Friday, October 4, 2013

Praise Be

4th October 2013

Time passes. Now that we have hit October,  it is only five months until the publication of Veil Of Time! The thing about time is, it waits for no man. Nor woman. The point is, it takes no hostages, male or female. The blink of an eye, and you are dead in the water. And before I resort to any more cliches, let's move on. That's the publication part of the blog.
Here's the real topic of this week's blog: Writing.
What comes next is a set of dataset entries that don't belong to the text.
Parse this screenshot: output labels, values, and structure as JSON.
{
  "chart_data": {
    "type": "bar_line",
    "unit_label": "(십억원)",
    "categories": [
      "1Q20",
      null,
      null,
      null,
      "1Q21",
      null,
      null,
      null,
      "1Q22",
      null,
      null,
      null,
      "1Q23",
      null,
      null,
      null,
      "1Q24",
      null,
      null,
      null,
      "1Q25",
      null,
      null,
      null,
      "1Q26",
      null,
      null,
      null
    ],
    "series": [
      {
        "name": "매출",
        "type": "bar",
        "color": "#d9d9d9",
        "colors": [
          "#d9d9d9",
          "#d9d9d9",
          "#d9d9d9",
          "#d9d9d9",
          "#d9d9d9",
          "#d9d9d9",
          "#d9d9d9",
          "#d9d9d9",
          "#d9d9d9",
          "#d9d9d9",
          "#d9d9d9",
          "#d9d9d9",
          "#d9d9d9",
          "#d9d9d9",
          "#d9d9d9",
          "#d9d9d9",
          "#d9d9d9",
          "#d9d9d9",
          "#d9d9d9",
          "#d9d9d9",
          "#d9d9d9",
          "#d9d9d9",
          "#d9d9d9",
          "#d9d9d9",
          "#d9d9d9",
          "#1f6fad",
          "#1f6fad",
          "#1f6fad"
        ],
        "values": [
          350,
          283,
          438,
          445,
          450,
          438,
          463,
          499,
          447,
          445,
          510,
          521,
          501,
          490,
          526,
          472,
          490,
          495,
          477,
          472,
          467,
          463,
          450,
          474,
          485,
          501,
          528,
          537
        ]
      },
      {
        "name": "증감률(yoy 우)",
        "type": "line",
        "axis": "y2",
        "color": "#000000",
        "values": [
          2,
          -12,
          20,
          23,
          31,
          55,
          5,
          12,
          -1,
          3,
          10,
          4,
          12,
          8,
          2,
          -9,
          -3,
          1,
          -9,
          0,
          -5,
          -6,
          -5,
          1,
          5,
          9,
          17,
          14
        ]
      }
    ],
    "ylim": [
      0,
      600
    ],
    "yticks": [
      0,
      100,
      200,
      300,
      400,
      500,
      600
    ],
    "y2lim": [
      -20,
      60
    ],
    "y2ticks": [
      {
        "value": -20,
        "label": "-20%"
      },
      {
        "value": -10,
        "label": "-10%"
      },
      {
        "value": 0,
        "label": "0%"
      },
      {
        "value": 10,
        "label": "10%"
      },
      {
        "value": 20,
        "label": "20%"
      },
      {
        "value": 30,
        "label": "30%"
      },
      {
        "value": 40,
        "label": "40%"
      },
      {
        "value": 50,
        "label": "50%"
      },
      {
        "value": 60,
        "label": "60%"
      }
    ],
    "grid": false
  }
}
And a few praises.
Praise be to Gandhi who was born 144 years ago this week in India and who is an example to us all and without whom India would still be in bondage to England as Scotland still is, but that's another story.
I have attended many writers' groups and classes over my career (now that I am about to be published in five months, I can talk about the length of my career and how it started when I was twelve. My career has spanned many years, too many to mention. I am middle aged - that's as far as I'll go. It's more than twenty. It's actually more than thirty. That's really as far as I'll go.)
Point is,  there is so much standard advice out in the writing milieu: Show, don't tell; kill your darlings; leave out most adjectives; leave out all the adverbs; leave out anything but "said" in dialogue; no rambling sentences, and no dangling anything, male or female.
But once in a while, you hear something that puts a new spin on all of this rhetoric and gets to the heart of the matter. So, praise be to author Ron Carlson in whose class I sat one summer (along with someone else who is currently doing well in the publishing world, Linda Lafferty - in her acknowledgements to "The Drowning Guard," she offers thanks to dear old Ron for a pithy piece of advise which actually wasn't on my list of Carlson pithy sayings, but we'll get to that one, too.)  I am going to name three Carlsonisms, because they really are good and have stuck with me (and not much does.) I don't know where he got them. It could have been Wikipedia for all I know, except that this was before wiki leaks of any kind.
The first is: THE TRUTH IS IN THE BODY,  NOT IN THE CREDO.
I might be more susceptible to this flaw than most. Ask anyone who knows me - I am always on my bully pulpit, I am the original proseltyser, and I always have an opinion. (I am also a very bad speller.) So I should have been a politician, except that if that had been in America I would currently be out of work (cf. government shutdown.) Everyone has their little hobby horses, and they like to ride them, but Carlson's point is, you don't ride them onto the page. A piece of writing has to breathe, not sputter in truisms. Literature (and especially poetry, you eejits!) buckles and sighs under the weight of ideas. Your story is about people, all the nitty gritty and the quirks and the failings. Get past your ideas if you are going to be a writer. That's not where writing comes from. (This is fast becoming my blog refrain.)
Number two: CHARACTERS ARE NEVER STILL POINTS, BUT VECTORS.
I feel the truth of this statement so keenly, but the mathematical reference throws me into panic. I didn't understand vectors when I was on my way to failing O'Level maths, and I still don't (Lines don't move, silly, they are  drawings! Would you have passed me?) I think what he means is similar to the first saying: don't cut your characters out of cardboard. They have to have a life of their own, and they have to be their own force in your story.
Number three: This one is the best, and I carry it around with me in my chest (which is also not a vector.) THE STORY IS THE MOTOR, BUT NOT THE FREIGHT. THE FREIGHT IS THE HUMAN HEART.
So there, Dan Brown and all you plot-driven novelists. No, I take that back - the freight of Dan Brown's books is ultimately the human heart - the loss of the sacred feminine, yes, all doing human heart work. Well, it's something to bear in mind, a reason to quiet the editor in your mind who wants to keep the plot moving at the expense of everything else. That's what makes me cringe about the industry idea of "the hook." The hook has a place in a story, of course, but it is not the freight! It is only the faint rumbling of an engine starting, not even the motor itself. The freight is the human heart - make your work bleed. Who said that you should be able to open a book on any page and catch it bleeding? Good god, I think it was Ron Carlson! Someone canonise that man, will you?
And so to the saying that Linda Lafferty took away from that class - it was the advice to Stay in the room. Writers, STAY IN THE ROOM! Live with a scene, a character, an exchange, and listen to the sound of it breathing. Yes, kill your darlings if need be, hide them behind the couch and mop up the blood stain, but stay in the room and let us join you.
Right now I am going to leave you there, living, breathing, pondering the human heart. You stay - I am going to walk my dogs.